The winner of the senior group, and the full scholarship, was Aniruddha Srinivasan from Metuchen High School, who presented a tourism app called Omamori. Srinivasan’s family was in attendance for the finals, and there were smiles by all at the announcement of his name.
For Rider, however, their hopes for the competition last far beyond the crowning of the winner. They plan to use the contest to recruit bright, entrepreneurially-minded students from across the country, as well as spread Rider’s reputation for having an experiential focused academic program. The competition dovetails with their summer entrepreneurship boot camp for high school students, the program’s venture fund, and small business consulting course that has won national recognition.

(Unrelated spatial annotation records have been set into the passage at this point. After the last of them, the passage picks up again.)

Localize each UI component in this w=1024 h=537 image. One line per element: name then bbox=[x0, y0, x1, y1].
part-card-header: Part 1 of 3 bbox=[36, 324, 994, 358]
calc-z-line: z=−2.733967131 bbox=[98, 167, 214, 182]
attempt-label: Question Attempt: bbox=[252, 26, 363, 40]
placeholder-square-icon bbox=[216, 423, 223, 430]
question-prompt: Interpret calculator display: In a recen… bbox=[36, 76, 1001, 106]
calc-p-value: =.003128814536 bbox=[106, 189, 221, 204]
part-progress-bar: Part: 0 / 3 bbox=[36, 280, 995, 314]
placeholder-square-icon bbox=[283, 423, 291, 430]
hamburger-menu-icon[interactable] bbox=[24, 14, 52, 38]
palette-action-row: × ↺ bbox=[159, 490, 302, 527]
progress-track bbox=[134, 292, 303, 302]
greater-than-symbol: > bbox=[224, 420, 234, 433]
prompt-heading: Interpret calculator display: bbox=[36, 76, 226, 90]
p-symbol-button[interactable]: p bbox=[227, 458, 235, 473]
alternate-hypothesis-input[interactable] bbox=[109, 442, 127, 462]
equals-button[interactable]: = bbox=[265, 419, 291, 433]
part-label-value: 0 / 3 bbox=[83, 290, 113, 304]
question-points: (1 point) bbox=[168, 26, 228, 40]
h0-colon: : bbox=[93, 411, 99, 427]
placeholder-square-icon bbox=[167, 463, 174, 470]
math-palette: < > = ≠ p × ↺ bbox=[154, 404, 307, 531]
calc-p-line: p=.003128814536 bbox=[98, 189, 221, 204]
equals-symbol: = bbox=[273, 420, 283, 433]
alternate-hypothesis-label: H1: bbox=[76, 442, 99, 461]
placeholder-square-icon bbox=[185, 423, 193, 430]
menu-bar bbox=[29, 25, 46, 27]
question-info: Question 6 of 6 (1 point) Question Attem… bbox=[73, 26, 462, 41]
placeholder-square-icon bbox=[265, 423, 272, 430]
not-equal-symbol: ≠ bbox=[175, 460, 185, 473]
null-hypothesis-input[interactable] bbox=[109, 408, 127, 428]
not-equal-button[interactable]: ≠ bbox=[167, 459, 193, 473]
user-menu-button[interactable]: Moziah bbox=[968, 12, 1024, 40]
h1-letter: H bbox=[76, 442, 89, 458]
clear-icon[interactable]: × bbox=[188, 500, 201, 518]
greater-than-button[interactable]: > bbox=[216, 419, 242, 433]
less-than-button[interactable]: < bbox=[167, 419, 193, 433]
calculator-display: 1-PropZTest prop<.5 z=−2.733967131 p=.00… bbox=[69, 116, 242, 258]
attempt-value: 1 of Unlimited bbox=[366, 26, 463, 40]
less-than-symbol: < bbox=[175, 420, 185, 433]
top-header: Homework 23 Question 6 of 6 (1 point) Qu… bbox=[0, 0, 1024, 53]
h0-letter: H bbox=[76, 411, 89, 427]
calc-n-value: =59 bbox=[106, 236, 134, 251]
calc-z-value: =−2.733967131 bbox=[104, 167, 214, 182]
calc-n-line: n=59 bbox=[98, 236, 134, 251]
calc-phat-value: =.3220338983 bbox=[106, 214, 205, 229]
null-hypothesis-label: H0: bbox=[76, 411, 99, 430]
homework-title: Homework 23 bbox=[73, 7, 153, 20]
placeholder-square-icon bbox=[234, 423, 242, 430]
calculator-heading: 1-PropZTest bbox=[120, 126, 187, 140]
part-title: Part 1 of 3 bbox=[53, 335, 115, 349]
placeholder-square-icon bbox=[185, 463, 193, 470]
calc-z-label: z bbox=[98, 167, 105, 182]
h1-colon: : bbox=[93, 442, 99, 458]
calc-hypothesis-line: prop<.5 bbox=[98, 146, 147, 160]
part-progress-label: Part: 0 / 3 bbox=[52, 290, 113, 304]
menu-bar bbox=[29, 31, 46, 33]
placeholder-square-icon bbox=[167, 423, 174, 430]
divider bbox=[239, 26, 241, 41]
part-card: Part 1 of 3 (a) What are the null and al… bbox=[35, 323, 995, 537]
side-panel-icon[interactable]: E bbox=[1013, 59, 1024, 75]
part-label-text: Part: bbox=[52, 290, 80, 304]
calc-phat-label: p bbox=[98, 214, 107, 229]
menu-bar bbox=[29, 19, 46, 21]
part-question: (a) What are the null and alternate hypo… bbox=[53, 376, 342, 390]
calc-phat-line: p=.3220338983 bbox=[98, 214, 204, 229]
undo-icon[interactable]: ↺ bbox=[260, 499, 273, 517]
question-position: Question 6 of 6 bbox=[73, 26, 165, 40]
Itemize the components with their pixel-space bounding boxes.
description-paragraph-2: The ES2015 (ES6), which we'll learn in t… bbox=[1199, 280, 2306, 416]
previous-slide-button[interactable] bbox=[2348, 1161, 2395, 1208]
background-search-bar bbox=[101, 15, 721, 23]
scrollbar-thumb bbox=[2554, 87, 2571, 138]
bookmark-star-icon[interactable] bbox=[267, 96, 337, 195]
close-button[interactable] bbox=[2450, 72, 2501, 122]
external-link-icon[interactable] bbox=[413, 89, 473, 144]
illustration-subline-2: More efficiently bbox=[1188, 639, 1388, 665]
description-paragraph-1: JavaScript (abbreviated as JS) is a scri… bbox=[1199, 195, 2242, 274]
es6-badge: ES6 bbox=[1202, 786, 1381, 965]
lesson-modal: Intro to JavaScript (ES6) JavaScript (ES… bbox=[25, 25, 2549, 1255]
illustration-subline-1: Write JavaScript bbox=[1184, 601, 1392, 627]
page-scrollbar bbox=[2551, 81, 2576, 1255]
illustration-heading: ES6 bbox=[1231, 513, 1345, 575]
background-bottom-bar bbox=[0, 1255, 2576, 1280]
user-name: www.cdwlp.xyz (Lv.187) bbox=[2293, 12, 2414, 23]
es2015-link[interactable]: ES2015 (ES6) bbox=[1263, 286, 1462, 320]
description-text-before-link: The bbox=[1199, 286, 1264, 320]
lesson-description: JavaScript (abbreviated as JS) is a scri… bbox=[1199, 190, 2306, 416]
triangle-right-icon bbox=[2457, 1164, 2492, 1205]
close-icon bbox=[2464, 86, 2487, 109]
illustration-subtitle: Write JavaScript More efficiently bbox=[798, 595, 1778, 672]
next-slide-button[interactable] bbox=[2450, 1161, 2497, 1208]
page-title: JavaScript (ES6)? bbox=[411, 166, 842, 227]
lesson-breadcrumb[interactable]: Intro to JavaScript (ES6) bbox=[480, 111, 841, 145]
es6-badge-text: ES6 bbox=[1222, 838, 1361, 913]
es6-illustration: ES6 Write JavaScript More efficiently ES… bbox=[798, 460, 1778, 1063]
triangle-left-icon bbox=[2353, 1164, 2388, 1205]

In addition to the full scholarship, each finalist received a $250 discount to attend the summer camp and all seniors received a special partial scholarship if they choose to attend Rider.
For those attending the boot camp, they will take classes, develop a business concept, practice prototyping, research the concept, and finally, present it at the end. As they experience life on campus, the school hopes they can turn boot-campers and competitors into future students and for some…future entrepreneurs.